Mamie Grace with her twin brother Brooks



Please see our video and photos

from last year's events on YouTube


I was about 12 weeks pregnant with twins when I discovered that one of my babies would be born with Down syndrome. I was immediately told that I could have a selective reduction. A doctor could do a procedure that would end my little girl’s life and allow her twin brother to go on. It was a horrible thing to think about while still in shock from the news.

After a lot of tears and a great deal of thought, we came to peace with our decision to carry on with the pregnancy and embrace both of our children. We knew this little girl would have a huge impact on our sons’ lives and make our family a better one.

In the beginning, we didn’t think we would be capable of raising a child with Down syndrome. Boy, were we wrong!

Unfortunately, our society is programmed to believe that people with Down syndrome don’t have the same value as others.

The pain and strife we experienced during that time could have been avoided or at least minimized. If we had known more about Down syndrome, or if our society was more accepting, our reaction may have been one of joy instead of sadness. Having a child with Down syndrome isn’t a curse; it is, as many parents will tell you, a blessing.

Our blessing didn’t last. Sweet Mamie Grace died after suffering complications from heart surgery. Our pain is ever-present and my guilt as a mother for not embracing her from the very beginning continues to this day.


People would always say, "Oh she's so cute." I didn't believe them, I thought they were just being nice. I couldn't see it until it was too late. It was the weekend before her surgery when something finally clicked in me and I saw what everyone else could already see. Mamie Grace was precious and really was very cute. It's not easy for me to admit or to talk about but it's necessary for so many reasons. I wish I had known. I wish I had kown just how special and beautiful people with Down syndrome really are. 

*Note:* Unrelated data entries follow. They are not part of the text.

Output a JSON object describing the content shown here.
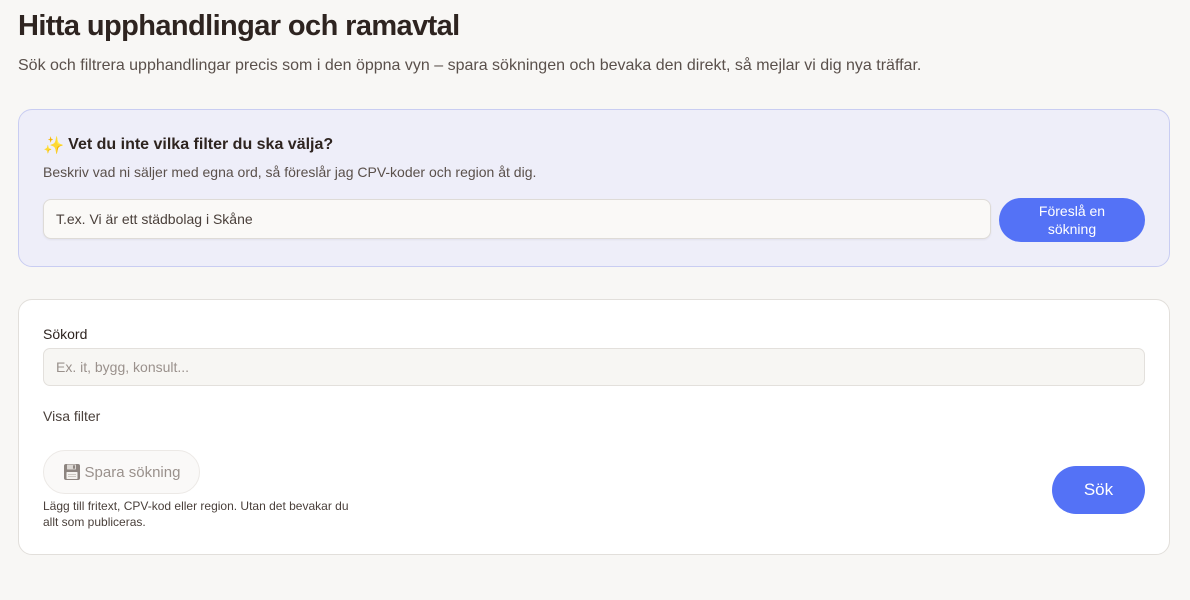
{
  "header": {
    "title": "Hitta upphandlingar och ramavtal",
    "subtitle": "Sök och filtrera upphandlingar precis som i den öppna vyn – spara sökningen och bevaka den direkt, så mejlar vi dig nya träffar."
  },
  "ai_suggest": {
    "icon": "sparkles-icon",
    "heading": "Vet du inte vilka filter du ska välja?",
    "description": "Beskriv vad ni säljer med egna ord, så föreslår jag CPV-koder och region åt dig.",
    "input_value": "",
    "input_placeholder": "T.ex. Vi är ett städbolag i Skåne",
    "button_label": "Föreslå en sökning"
  },
  "search": {
    "keyword_label": "Sökord",
    "keyword_value": "",
    "keyword_placeholder": "Ex. it, bygg, konsult...",
    "show_filters_label": "Visa filter",
    "save_button_label": "Spara sökning",
    "save_icon": "floppy-disk-icon",
    "save_hint": "Lägg till fritext, CPV-kod eller region. Utan det bevakar du allt som publiceras.",
    "search_button_label": "Sök"
  },
  "colors": {
    "accent": "#5472f6",
    "ai_card_background": "#eeeef9",
    "ai_card_border": "#c9cdf2",
    "page_background": "#f8f7f5"
  }
}
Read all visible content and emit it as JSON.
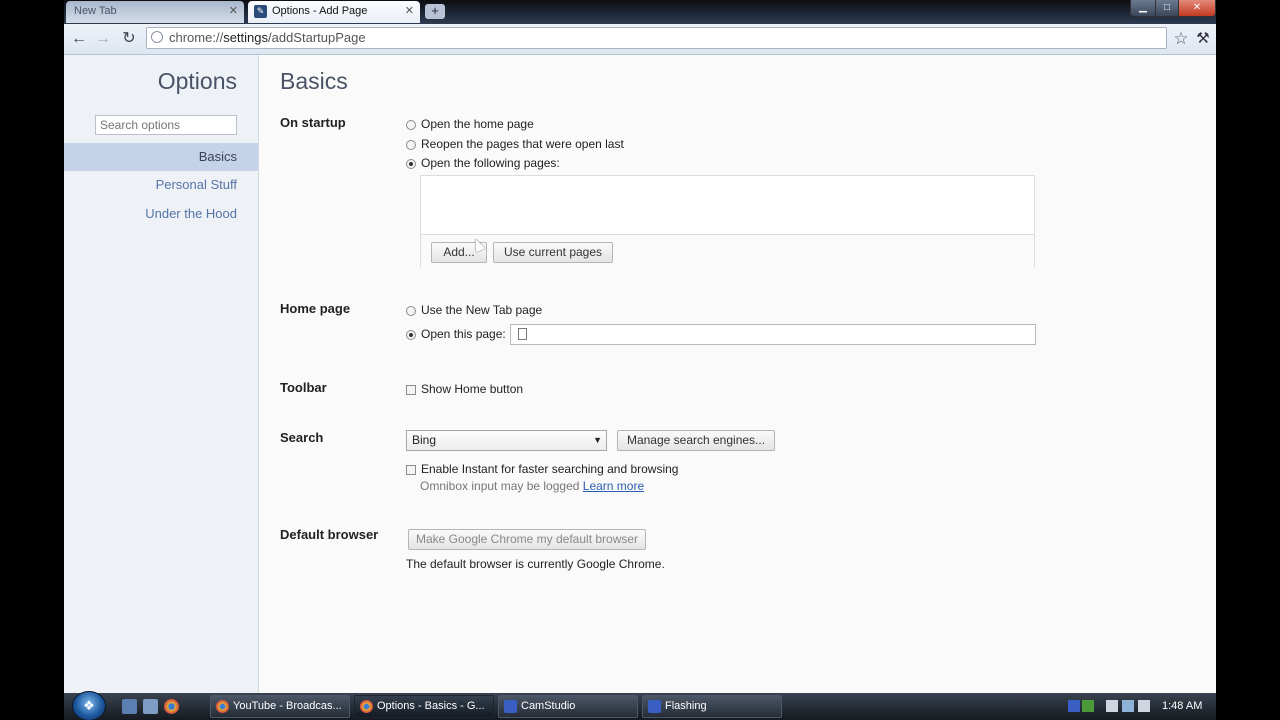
{
  "browser": {
    "tabs": [
      {
        "label": "New Tab",
        "active": false
      },
      {
        "label": "Options - Add Page",
        "active": true
      }
    ],
    "new_tab_label": "+",
    "url_prefix": "chrome://",
    "url_host": "settings",
    "url_path": "/addStartupPage",
    "window_controls": {
      "minimize": "▁",
      "maximize": "□",
      "close": "✕"
    }
  },
  "toolbar": {
    "back_icon": "←",
    "forward_icon": "→",
    "reload_icon": "↻",
    "star_icon": "☆",
    "wrench_icon": "🔧"
  },
  "sidebar": {
    "title": "Options",
    "search_placeholder": "Search options",
    "items": [
      {
        "label": "Basics",
        "selected": true
      },
      {
        "label": "Personal Stuff",
        "selected": false
      },
      {
        "label": "Under the Hood",
        "selected": false
      }
    ]
  },
  "main": {
    "heading": "Basics",
    "on_startup": {
      "label": "On startup",
      "options": [
        "Open the home page",
        "Reopen the pages that were open last",
        "Open the following pages:"
      ],
      "selected_index": 2,
      "add_button": "Add...",
      "use_current_button": "Use current pages"
    },
    "home_page": {
      "label": "Home page",
      "option_newtab": "Use the New Tab page",
      "option_open": "Open this page:",
      "url_value": ""
    },
    "toolbar_section": {
      "label": "Toolbar",
      "show_home": "Show Home button",
      "show_home_checked": false
    },
    "search": {
      "label": "Search",
      "engine": "Bing",
      "manage_button": "Manage search engines...",
      "instant": "Enable Instant for faster searching and browsing",
      "instant_checked": false,
      "hint": "Omnibox input may be logged",
      "learn_more": "Learn more"
    },
    "default_browser": {
      "label": "Default browser",
      "button": "Make Google Chrome my default browser",
      "status": "The default browser is currently Google Chrome."
    }
  },
  "taskbar": {
    "tasks": [
      {
        "label": "YouTube - Broadcas...",
        "icon_color": "#d94b3c"
      },
      {
        "label": "Options - Basics - G...",
        "icon_color": "#e1b23c",
        "active": true
      },
      {
        "label": "CamStudio",
        "icon_color": "#3a5fc4"
      },
      {
        "label": "Flashing",
        "icon_color": "#3a5fc4"
      }
    ],
    "clock": "1:48 AM"
  }
}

It is my hope for parents who first learn they might have a child with Down syndrome, to be able rejoice and not regret. That is why we have chosen to raise money for NDSS. They work everyday to not only improve the lives of people with Down syndrome but also educate those who don’t yet see how amazing these people can be.

NDSS has been dedicated to making a marked difference for people with Down syndrome since 1979. NDSS works to create a culture that fully accepts and includes the more than 400,000 Americans with Down syndrome. NDSS envisions a world in which all people with Down syndrome have the opportunity to enhance their quality of life, realize their life aspirations, and become valued members of welcoming communities.

In loving memory of our little Mamie Grace.